Did everything I try to do just shatter into a million pieces?

Did I just do that?

No, nothing has changed. I'm still poor as ever. I fall apart almost every day now. Monster or not it doesn't matter anymore. I'm still sinking faster in this ocean without any life preserve and not knowing how to swim doesn't help.

I cry because I'm so frustrated. I wish I knew how to fix this. I was so busy trying to do it all, I didn't have problems when all I worried about were living expenses. But I made the bold decision to go back to school a couple of months ago. How I hate myself for making that decision! How I want to beat and curse the very person I am. How dare I put myself into this situation! How dare I ruin my life! How dare I make myself fall apart everyday. All I think about is money. Money Money Money. I can barely afford to pay for the classes. I got by just fine until last week. That dreaded week when the shit hit the fan. I walked into my math class and my heart sank. I couldn't buy the book. I couldn't buy the damn book and homework was mandatory. I wanted to scream until my voice was a hoarse whisper. What a stupid decision I made! I thought I could pay for it, thought I could make ends meet somehow. and now I had to make a choice between Chemistry and Math. It's obvious now what I picked and yet my heart is aching so much. The life I lead now, I don't want it for any one. I wouldn't wish this on any one. I'm so depressed, so psychotic, anguish is my best friend and misery is my lover. I don't have insurance of any kind, I hardly eat anymore, I can't afford my textbooks, I can't afford anything.

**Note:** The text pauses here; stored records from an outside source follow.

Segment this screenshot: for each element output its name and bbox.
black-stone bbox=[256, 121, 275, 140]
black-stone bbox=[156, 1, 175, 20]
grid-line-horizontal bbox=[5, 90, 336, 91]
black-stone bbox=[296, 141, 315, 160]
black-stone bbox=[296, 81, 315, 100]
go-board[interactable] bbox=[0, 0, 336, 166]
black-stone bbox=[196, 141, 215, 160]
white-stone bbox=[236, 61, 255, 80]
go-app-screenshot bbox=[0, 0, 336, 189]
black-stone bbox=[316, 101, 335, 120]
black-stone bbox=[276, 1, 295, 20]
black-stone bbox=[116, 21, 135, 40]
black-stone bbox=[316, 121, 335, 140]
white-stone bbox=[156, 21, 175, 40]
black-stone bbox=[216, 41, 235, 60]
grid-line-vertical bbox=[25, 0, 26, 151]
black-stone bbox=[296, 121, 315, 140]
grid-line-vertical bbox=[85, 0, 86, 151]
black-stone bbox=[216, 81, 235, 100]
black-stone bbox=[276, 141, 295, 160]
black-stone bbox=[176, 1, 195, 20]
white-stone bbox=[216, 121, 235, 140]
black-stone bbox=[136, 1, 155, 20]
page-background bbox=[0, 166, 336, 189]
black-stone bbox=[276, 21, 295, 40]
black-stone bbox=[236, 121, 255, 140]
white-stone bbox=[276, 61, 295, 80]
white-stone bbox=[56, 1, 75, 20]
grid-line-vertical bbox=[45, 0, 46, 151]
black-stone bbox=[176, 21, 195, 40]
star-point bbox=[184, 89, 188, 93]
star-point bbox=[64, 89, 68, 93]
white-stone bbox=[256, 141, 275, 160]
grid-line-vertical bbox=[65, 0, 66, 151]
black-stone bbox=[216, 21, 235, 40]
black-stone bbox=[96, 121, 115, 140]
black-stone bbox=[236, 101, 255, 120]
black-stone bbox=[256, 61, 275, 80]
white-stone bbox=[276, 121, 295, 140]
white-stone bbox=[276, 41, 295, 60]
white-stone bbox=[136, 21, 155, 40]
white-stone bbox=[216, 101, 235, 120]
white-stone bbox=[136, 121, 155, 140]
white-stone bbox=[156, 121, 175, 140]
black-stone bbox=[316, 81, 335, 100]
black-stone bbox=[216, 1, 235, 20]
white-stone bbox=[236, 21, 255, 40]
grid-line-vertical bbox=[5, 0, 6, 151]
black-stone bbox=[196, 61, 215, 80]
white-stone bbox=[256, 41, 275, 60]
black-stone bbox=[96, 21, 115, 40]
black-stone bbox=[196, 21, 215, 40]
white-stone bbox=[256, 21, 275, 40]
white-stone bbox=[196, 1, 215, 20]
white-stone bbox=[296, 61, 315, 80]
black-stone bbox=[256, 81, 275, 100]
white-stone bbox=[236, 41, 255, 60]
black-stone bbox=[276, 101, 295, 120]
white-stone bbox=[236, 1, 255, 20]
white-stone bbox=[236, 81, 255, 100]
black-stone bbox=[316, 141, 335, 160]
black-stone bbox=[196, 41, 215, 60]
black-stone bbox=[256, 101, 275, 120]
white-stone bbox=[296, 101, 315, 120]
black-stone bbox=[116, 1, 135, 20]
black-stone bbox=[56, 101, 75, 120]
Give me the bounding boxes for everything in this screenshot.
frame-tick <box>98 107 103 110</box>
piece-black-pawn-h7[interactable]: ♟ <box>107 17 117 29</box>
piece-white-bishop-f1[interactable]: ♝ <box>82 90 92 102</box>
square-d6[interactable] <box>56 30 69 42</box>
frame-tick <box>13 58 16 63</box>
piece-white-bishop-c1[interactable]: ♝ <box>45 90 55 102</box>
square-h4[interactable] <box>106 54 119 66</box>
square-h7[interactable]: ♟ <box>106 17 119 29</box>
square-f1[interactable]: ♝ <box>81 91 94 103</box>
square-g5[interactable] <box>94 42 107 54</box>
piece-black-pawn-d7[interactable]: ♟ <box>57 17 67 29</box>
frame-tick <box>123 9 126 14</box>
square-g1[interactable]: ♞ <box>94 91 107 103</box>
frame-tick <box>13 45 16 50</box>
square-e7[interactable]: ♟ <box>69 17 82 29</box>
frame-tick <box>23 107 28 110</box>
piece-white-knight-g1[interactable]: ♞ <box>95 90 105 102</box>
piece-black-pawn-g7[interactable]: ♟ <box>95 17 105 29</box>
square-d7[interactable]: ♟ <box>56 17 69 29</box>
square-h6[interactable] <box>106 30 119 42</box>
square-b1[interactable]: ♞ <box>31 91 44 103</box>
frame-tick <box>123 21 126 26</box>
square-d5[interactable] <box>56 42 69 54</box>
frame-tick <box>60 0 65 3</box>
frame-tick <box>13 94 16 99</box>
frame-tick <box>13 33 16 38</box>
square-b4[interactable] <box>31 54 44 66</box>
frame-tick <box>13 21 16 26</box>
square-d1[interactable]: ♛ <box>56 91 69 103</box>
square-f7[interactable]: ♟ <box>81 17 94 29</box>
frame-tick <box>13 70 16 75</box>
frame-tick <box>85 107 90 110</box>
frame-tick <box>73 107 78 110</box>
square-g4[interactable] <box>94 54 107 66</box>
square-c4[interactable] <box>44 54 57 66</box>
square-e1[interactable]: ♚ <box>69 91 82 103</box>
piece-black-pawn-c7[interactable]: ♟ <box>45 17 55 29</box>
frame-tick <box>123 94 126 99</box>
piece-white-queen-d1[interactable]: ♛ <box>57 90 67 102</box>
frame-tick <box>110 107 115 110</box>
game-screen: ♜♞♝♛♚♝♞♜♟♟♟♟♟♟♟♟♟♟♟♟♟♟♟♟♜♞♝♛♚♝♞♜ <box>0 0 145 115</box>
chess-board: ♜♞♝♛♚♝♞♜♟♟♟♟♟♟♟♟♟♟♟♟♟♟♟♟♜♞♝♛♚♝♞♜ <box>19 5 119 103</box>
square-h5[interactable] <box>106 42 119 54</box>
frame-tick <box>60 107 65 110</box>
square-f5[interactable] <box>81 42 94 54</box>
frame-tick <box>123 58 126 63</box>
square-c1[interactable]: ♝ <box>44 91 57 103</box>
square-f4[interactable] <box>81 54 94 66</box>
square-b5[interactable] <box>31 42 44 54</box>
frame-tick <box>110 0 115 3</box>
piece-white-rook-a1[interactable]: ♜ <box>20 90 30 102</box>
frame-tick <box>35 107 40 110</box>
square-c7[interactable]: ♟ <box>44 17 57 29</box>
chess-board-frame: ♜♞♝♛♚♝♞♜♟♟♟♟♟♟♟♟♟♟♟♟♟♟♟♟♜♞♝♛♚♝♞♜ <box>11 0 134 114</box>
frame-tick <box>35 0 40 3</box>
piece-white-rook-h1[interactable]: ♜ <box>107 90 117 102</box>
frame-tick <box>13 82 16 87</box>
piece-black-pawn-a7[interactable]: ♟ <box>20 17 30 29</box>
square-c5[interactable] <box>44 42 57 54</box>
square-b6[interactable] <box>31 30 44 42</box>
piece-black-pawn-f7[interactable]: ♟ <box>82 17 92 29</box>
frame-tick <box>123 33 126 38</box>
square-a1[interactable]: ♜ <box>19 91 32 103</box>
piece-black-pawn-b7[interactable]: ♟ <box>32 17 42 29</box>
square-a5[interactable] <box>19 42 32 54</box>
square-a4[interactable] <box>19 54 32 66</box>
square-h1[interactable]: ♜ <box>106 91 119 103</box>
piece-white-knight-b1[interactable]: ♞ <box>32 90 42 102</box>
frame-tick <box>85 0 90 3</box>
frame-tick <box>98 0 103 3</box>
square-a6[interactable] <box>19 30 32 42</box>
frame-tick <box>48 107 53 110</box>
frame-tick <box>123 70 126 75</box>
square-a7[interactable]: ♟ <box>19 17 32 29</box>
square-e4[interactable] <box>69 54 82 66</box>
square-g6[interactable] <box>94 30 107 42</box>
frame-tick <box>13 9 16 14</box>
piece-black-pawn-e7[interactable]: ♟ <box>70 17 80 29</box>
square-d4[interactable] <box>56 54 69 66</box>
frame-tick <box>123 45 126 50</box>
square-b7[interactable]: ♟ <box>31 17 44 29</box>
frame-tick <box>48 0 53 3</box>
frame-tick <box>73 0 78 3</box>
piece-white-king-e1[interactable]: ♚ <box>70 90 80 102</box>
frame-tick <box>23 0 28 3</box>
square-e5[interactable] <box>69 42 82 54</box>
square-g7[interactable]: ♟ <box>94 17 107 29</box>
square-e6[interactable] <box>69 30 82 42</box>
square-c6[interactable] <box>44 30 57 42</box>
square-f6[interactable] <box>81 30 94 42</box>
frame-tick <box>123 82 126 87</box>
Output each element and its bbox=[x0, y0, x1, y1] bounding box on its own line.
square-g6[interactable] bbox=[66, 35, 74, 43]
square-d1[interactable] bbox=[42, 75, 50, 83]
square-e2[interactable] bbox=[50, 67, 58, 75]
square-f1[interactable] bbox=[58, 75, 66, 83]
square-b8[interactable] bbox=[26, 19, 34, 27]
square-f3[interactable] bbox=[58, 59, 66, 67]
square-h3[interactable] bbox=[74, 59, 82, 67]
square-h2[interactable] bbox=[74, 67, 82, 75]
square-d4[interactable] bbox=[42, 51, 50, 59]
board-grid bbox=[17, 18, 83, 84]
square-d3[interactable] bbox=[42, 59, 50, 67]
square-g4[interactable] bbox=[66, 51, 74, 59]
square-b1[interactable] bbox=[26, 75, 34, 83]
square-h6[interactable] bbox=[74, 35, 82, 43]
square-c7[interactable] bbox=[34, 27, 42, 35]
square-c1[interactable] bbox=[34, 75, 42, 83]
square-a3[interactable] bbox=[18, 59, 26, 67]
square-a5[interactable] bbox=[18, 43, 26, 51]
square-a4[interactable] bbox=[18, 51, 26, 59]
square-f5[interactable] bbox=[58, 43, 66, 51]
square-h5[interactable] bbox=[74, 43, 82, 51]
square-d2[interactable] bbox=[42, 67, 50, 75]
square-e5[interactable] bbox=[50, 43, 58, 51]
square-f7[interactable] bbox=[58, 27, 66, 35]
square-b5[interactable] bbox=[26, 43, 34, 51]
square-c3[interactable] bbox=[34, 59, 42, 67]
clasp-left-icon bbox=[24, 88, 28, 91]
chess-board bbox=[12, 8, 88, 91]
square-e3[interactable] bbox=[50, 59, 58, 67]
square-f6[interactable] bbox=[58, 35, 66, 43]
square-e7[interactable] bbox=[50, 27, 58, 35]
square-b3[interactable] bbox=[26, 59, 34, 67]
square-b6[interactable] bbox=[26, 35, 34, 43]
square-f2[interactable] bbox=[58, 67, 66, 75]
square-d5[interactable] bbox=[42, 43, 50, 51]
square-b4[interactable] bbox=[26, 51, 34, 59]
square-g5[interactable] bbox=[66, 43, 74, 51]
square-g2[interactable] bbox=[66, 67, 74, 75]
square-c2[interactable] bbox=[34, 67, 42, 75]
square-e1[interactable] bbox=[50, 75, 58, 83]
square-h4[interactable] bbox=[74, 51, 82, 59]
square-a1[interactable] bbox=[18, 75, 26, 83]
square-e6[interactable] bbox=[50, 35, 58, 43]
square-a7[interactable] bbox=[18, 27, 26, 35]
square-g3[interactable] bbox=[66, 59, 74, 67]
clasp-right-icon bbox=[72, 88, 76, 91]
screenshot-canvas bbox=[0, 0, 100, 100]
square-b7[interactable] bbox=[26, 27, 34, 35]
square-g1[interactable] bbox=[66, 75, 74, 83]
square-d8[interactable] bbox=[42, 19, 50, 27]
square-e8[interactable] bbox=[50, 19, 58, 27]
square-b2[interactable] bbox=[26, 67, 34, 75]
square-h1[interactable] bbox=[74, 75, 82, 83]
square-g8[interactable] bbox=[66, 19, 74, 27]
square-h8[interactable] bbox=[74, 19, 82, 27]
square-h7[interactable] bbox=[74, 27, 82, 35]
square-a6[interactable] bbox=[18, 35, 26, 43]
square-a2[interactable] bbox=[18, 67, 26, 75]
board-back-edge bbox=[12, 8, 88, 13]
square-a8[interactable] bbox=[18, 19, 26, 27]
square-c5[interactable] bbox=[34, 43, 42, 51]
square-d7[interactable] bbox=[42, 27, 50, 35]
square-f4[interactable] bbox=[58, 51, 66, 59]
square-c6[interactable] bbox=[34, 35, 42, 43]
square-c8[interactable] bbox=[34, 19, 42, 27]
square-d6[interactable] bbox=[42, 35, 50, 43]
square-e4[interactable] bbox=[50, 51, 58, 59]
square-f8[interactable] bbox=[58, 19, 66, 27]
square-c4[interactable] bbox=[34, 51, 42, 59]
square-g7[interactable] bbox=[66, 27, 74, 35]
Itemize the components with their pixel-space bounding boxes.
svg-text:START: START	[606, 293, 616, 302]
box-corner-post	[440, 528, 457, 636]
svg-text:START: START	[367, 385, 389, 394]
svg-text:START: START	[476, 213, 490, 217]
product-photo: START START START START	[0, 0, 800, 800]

Happy Birthday Miss Stephanie. You turn 21 on Monday. And you will look so lovely, and everything will be perfect and for one day we can pretend nothing is wrong and keep our secret.

And the secret is I bought a birthday gift for myself. I bought it a couple of days ago knowing I couldn't keep him. I named him Mozart Greenback Estrada. What a long name for such a tiny toad! I saved him from that dreaded pet store. Saved him and I love him even though I will hardly ever see him. He's so tiny and hopeless and yet....and yet he is so beautiful. The bright orange belly of his is so gorgeous. Orange is my favorite color.

So in the midst of the storm, something wonderful happened. A toad found a loving home with my sister. Now we have two turtles and a toad. But like the dog that I once had I'll never see them. At least they're happy.

And at least knowing that makes life more bearable.